I boss non vengono a chiedere un vero e proprio pizzo, ma pretendono di non avere ostacoli nello spaccio di droga all'interno della discoteca. Rosy non ci sta, allestisce un servizio di vigilanza interna per allontanare gli spacciatori. Rosy resiste ai primi tentativi intimidatori dei malavitosi, che allora decidono di alzare il livello del conflitto, per darle una lezione. Le tendono un agguato a notte fonda, dopo la chiusura del locale. Pedinano la sua macchina con un motorino. Lei tenta con sfrontatezza di farli deragliare con una frenata secca e una curva audace. Troppo audace. Il motorino cade, ma anche la macchina di Rosy va a schiantarsi contro un'auto parcheggiata a fianco. A quel punto i due picciotti caduti dal motorino sono fuori di loro stessi: raggiungono Rosy e la massacrano di botte, sfigurandole la faccia, facendole cadere parecchi denti e lesionandole gravemente un femore.
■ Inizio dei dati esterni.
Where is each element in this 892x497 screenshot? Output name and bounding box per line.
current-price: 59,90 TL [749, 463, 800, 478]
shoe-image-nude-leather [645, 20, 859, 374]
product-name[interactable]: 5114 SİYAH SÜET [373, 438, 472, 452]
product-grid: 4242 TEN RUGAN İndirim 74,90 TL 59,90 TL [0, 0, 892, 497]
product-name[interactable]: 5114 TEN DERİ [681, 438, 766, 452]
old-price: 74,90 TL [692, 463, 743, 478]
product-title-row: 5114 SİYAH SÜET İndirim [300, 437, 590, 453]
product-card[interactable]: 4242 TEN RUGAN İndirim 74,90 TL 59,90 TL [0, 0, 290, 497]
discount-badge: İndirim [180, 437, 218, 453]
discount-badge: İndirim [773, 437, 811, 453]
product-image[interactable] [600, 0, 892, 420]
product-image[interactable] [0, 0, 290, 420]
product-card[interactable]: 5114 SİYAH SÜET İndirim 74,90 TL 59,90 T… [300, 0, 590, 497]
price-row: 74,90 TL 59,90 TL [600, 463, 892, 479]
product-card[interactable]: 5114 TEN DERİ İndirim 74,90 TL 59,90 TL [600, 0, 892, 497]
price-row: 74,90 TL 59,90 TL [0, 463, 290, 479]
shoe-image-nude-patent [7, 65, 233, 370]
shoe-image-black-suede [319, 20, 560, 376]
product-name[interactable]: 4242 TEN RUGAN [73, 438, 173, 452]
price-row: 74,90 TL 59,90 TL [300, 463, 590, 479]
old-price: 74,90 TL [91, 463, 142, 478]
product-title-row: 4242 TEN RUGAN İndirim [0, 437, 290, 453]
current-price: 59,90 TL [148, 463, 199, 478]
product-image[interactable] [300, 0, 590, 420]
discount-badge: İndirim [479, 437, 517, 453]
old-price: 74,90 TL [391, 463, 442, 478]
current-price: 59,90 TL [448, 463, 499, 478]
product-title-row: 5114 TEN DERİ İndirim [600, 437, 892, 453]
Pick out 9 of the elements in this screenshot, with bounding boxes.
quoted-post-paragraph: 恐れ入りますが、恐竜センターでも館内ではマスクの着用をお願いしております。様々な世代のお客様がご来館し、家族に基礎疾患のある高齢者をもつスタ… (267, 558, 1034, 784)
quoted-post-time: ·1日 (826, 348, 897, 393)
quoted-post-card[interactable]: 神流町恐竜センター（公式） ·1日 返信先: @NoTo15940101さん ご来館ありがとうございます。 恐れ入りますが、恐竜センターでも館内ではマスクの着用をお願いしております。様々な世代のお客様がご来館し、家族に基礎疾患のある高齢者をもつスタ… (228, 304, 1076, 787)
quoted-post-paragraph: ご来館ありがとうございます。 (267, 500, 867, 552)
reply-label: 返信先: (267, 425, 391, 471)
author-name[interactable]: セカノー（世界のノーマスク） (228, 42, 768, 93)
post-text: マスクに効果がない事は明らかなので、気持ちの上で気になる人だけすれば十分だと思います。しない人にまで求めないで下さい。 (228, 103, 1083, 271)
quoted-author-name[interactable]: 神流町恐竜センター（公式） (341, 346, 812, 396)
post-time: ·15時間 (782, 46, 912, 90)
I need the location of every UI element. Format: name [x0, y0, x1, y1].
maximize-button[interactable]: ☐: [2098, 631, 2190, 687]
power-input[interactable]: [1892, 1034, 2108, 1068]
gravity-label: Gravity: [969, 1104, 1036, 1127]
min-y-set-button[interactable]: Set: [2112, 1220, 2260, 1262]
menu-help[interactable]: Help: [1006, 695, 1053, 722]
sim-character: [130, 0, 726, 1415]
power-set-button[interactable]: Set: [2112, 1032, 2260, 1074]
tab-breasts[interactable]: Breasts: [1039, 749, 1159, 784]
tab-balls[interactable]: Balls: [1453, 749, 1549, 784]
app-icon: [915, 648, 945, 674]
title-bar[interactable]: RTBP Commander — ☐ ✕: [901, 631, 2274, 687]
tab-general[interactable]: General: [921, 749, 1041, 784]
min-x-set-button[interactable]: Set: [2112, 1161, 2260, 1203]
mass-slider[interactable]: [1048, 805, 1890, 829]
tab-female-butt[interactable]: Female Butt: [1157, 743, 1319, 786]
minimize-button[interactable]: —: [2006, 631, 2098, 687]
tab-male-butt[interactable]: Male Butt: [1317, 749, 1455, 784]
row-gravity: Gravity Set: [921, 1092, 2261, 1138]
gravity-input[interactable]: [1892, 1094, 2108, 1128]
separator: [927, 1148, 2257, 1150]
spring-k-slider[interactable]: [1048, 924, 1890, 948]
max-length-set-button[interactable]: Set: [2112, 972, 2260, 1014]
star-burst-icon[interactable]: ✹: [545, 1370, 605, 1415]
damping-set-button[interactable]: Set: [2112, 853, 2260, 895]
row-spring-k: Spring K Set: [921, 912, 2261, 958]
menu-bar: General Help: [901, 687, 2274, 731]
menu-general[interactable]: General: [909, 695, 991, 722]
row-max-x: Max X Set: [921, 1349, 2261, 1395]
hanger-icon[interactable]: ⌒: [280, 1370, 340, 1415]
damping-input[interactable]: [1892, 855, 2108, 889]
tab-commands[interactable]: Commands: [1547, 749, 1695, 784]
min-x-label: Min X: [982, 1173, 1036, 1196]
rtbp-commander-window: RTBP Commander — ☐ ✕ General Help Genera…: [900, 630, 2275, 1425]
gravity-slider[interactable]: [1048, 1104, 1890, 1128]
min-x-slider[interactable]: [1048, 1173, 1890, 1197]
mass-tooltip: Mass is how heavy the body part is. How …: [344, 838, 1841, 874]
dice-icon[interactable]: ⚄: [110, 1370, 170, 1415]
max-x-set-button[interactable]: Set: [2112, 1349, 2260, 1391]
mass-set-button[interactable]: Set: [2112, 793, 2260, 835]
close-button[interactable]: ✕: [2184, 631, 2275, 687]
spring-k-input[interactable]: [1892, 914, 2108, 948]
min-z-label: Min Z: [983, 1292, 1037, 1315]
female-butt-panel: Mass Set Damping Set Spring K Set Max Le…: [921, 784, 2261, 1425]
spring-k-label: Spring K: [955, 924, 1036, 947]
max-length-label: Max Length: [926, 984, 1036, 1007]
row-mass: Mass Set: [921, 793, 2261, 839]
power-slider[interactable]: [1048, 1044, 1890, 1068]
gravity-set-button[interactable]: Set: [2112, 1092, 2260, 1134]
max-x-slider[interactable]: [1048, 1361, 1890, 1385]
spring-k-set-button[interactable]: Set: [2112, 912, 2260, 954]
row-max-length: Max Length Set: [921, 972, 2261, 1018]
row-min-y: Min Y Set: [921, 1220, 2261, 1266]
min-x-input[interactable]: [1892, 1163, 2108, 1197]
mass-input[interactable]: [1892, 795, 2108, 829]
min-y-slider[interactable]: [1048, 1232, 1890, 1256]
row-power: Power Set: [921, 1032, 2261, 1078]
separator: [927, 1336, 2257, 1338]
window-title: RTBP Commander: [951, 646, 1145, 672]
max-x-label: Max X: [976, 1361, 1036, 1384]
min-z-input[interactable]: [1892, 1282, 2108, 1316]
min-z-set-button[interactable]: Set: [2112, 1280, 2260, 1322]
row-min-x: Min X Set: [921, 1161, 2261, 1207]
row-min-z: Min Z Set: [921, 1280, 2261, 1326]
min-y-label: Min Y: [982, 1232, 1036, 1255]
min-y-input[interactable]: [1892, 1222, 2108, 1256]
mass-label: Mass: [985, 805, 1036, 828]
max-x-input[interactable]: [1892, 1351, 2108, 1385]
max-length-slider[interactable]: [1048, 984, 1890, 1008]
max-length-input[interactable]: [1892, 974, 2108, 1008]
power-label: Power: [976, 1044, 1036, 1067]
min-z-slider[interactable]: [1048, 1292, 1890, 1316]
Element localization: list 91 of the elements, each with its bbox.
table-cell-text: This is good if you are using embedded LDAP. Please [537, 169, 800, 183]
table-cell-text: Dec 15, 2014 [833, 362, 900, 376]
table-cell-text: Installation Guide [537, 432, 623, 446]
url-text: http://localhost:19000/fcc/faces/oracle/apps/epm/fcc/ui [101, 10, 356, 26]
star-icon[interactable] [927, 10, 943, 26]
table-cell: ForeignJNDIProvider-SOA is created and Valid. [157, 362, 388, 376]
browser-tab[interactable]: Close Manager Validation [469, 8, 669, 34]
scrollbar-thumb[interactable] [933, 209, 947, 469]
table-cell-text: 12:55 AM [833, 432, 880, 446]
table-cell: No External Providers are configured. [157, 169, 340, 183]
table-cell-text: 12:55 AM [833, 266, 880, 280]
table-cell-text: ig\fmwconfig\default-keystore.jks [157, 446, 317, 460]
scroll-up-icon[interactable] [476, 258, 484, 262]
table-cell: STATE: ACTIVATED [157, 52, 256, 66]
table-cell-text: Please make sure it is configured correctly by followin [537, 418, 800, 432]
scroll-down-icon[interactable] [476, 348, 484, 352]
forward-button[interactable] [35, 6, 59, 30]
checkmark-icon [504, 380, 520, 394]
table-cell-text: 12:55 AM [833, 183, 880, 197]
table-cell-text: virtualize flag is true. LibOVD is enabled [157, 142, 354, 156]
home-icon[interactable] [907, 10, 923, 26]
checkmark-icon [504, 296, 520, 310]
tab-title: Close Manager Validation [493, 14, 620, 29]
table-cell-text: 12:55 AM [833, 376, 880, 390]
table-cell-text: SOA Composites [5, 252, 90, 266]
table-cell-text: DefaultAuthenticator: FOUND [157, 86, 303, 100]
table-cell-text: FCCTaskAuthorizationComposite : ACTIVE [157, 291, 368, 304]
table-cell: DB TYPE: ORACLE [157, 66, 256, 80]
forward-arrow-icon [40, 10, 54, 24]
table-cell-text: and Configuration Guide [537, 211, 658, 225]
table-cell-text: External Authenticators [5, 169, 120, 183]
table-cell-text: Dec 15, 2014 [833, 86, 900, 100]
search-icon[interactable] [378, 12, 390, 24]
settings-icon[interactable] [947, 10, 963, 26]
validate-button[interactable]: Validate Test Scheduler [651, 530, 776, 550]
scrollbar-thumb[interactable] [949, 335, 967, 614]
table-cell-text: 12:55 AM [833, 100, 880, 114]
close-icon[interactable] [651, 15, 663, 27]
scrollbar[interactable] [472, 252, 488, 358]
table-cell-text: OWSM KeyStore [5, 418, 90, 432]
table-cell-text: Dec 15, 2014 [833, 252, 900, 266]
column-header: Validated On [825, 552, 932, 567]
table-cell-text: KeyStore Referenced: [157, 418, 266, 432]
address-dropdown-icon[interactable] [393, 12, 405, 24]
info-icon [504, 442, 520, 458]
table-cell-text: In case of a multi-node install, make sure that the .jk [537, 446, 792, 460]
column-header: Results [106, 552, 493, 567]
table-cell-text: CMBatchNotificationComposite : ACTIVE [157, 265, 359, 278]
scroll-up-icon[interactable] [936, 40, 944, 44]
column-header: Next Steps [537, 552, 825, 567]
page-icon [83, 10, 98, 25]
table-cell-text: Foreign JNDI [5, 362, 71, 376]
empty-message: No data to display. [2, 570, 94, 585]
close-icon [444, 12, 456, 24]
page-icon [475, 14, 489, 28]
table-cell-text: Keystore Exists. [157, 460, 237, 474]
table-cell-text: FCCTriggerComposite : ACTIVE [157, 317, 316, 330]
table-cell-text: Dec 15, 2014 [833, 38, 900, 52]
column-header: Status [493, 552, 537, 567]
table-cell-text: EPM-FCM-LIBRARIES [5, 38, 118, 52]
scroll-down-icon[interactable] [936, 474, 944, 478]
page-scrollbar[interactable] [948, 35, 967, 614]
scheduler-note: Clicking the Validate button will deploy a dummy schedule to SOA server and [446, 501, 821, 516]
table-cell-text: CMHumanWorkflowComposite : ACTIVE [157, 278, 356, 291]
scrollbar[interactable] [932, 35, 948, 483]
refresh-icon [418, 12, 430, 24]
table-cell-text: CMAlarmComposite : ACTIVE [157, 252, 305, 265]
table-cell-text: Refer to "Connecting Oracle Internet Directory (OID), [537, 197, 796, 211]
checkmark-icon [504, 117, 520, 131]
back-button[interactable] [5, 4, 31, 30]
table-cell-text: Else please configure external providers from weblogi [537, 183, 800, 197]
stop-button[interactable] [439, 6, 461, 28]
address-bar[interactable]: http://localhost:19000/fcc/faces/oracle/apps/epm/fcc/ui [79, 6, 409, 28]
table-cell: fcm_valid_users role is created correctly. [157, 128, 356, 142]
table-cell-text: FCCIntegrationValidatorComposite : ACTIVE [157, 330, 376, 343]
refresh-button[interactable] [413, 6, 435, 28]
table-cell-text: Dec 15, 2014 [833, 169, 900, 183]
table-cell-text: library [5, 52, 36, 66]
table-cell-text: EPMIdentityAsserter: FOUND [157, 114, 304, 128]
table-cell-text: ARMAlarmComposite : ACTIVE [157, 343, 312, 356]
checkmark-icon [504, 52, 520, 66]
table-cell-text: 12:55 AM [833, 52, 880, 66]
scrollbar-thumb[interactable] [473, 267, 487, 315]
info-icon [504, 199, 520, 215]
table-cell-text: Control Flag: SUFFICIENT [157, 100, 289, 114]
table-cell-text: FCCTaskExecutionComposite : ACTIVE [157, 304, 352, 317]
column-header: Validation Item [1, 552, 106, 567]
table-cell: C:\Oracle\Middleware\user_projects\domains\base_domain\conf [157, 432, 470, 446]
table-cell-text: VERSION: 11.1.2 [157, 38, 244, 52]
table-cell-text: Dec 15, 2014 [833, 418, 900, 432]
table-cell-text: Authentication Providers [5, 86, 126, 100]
La vita di Rosy, che nel frattempo è diventata anche una giovane ragazza madre, da quel momento non è più la stessa. Il trauma e la paura sono troppo forti per denunciare alla polizia o per resistere ancora. La giovane donna decide di svoltare: chiude il locale su due piedi e si trasferisce presso un'amica a Roma insieme alla bambina, per cambiare vita. La parentesi nella capitale dura più di 10 anni, finché il giorno di Ferragosto del 2007 Rosy si scopre incantata davanti al telegiornale. E' il giorno della strage di Duisburg, la guerra intestina in seno alla ndrangheta che colpisce alle spalle perfino una tranquilla cittadina tedesca. Le prime notizie riconducono la sparatoria di Duisburg alla cosiddetta "faida di San Luca", una guerra che coinvolge gruppi di famiglie ndranghetiste tutte provenienti dallo stesso remoto paesino dell'Aspromonte. Quelle immagini e quel sangue riaprono improvvisamente le ferite del passato di Rosy. Ma la scossa più potente per la giovane mamma calabrese in esilio a Roma deve ancora arrivare. Arriva pochi giorni dopo, con le immagini dei funerali, quando le telecamere radunate intorno alla chiesa di San Luca ritraggono il vestito bianco di Teresa Strangio, sorella di uno dei ragazzi uccisi a Duisburg. Teresa è l'unica donna vestita di bianco fra le decine di signore in nero radunate fra le panche. Il nero è il colore del dolore ma anche quello del rancore. Il bianco invece, come precisa con voce rotta Teresa ai giornalisti, è il colore del perdono e della pace. Il bianco di Teresa era il colore di chi voleva spezzare quel circolo vizioso della vendetta. Il bianco di Teresa è stata la molla che ha convinto Rosy a fare di nuovo le valigie, a lasciare le sicurezze romane e a tornare in Calabria.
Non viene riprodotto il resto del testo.